Printed circuits can stretch the wearable boundaries
Electronic circuit boards that are stretchable may soon be used in robots and wearable smart clothing, say researchers at a US-based university.
The aim of research at Purdue University is to inkjet-print liquid-metal alloys to create a new type of flexible electronic circuit.
Elastic technologies could make possible a new class of pliable robots and stretchable garments that people might wear to interact with computers or for therapeutic purposes. However, new manufacturing techniques must be developed before soft machines become commercially feasible, said Rebecca Kramer, an assistant professor of mechanical engineering at Purdue University.
“We want to create stretchable electronics that might be compatible with soft machines, such as robots that need to squeeze through small spaces, or wearable technologies that aren’t restrictive of motion,” said Kramer. “Conductors made from liquid metal can stretch and deform without breaking.”
Liquid metal in its native form is not inkjet-able so the research team has created liquid metal nanoparticles that are small enough to pass through an inkjet nozzle.
The nanoparticles are dispersed in a solvent, such as ethanol, for printing.

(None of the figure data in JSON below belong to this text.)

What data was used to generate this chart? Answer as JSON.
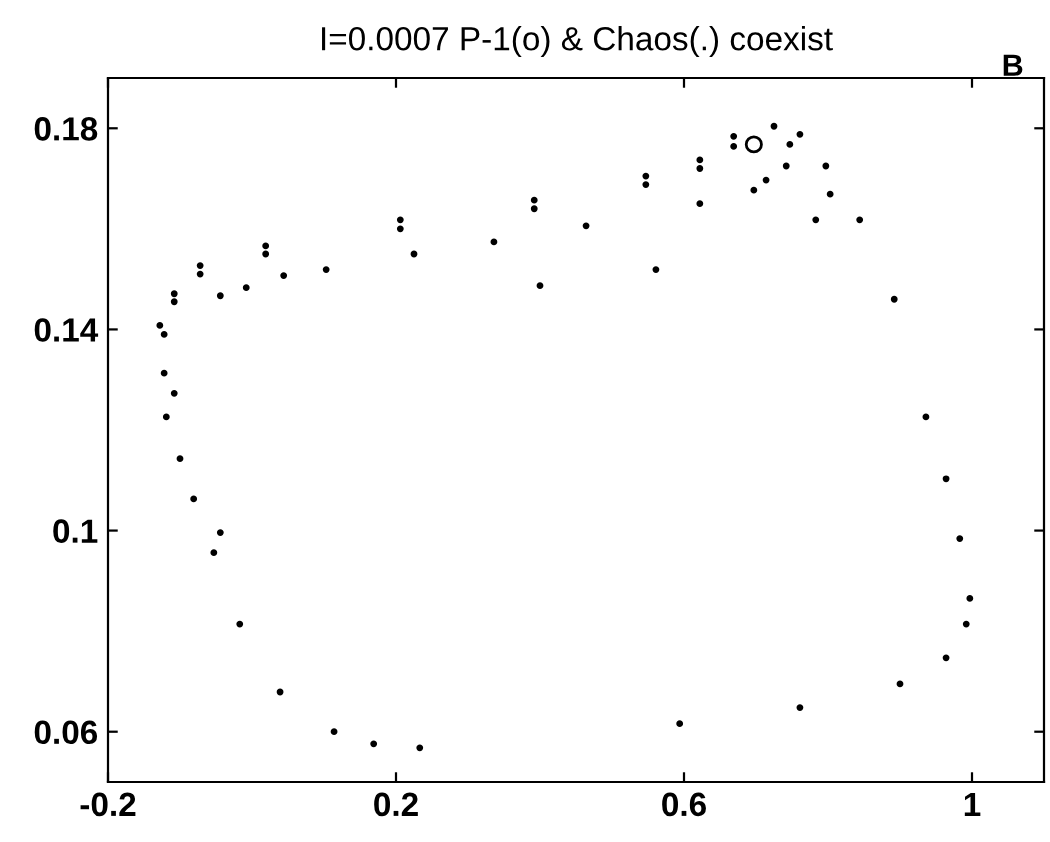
{
  "chart_data": {
    "type": "scatter",
    "title": "I=0.0007 P-1(o) & Chaos(.) coexist",
    "annotations": [
      "B"
    ],
    "xlim": [
      -0.2,
      1.1
    ],
    "ylim": [
      0.05,
      0.19
    ],
    "xticks": [
      -0.2,
      0.2,
      0.6,
      1
    ],
    "yticks": [
      0.06,
      0.1,
      0.14,
      0.18
    ],
    "grid": false,
    "legend": false,
    "marker": "circle",
    "series": [
      {
        "color": "#000000",
        "x": [
          0.233,
          0.594,
          0.761,
          0.9,
          0.964,
          0.992,
          0.997,
          0.983,
          0.964,
          0.936,
          0.892,
          0.844,
          0.797,
          0.761,
          0.725,
          0.669,
          0.622,
          0.547,
          0.392,
          0.206,
          0.019,
          -0.072,
          -0.108,
          -0.128,
          -0.122,
          -0.119,
          -0.1,
          -0.081,
          -0.053,
          -0.017,
          0.039,
          0.114,
          0.169,
          0.714,
          0.742,
          0.747,
          0.669,
          0.622,
          0.547,
          0.392,
          0.206,
          0.019,
          -0.072,
          -0.108,
          -0.122,
          0.4,
          0.561,
          0.783,
          0.697,
          0.622,
          0.464,
          0.336,
          0.225,
          0.103,
          0.044,
          -0.008,
          -0.044,
          -0.108,
          0.803,
          -0.044
        ],
        "values": [
          0.0568,
          0.0616,
          0.0648,
          0.0695,
          0.0747,
          0.0814,
          0.0865,
          0.0984,
          0.1103,
          0.1226,
          0.146,
          0.1618,
          0.1725,
          0.1788,
          0.1804,
          0.1784,
          0.1737,
          0.1705,
          0.1657,
          0.1618,
          0.1566,
          0.1527,
          0.1471,
          0.1408,
          0.1313,
          0.1226,
          0.1143,
          0.1063,
          0.0956,
          0.0814,
          0.0679,
          0.06,
          0.0576,
          0.1697,
          0.1725,
          0.1768,
          0.1764,
          0.172,
          0.1688,
          0.164,
          0.16,
          0.155,
          0.151,
          0.1455,
          0.139,
          0.1487,
          0.1519,
          0.1618,
          0.1677,
          0.165,
          0.1606,
          0.1574,
          0.155,
          0.1519,
          0.1507,
          0.1483,
          0.1467,
          0.1273,
          0.1669,
          0.0996
        ]
      },
      {
        "color": "#000000",
        "x": [
          0.697
        ],
        "values": [
          0.1768
        ]
      }
    ]
  }
}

The ethanol evaporates away so we are just left with liquid metal nanoparticles on a surface.
After printing, the nanoparticles must be rejoined by applying light pressure, which renders the material conductive. This step is necessary because the liquid-metal nanoparticles are initially coated with oxidized gallium, which acts as a skin that prevents electrical conductivity.
“But it’s a fragile skin, so when you apply pressure it breaks the skin and everything coalesces into one uniform film,” said Kramer. “We can do this either by stamping or by dragging something across the surface, such as the sharp edge of a silicon tip.”
The process could make it possible to rapidly mass-produce large quantities of the film.
A new potential manufacturing approach focuses on harnessing inkjet printing to create devices made of liquid alloys.
“This process now allows us to print flexible and stretchable conductors onto anything, including elastic materials and fabrics,” said Kramer.
A research paper about the method will appear on April 18 in the journal Advanced Materials. The paper generally introduces the method, called mechanically sintered gallium-indium nanoparticles, and describes research leading up to the project.
Future research will explore how the interaction between the ink and the surface being printed on might be conducive to the production of specific types of devices.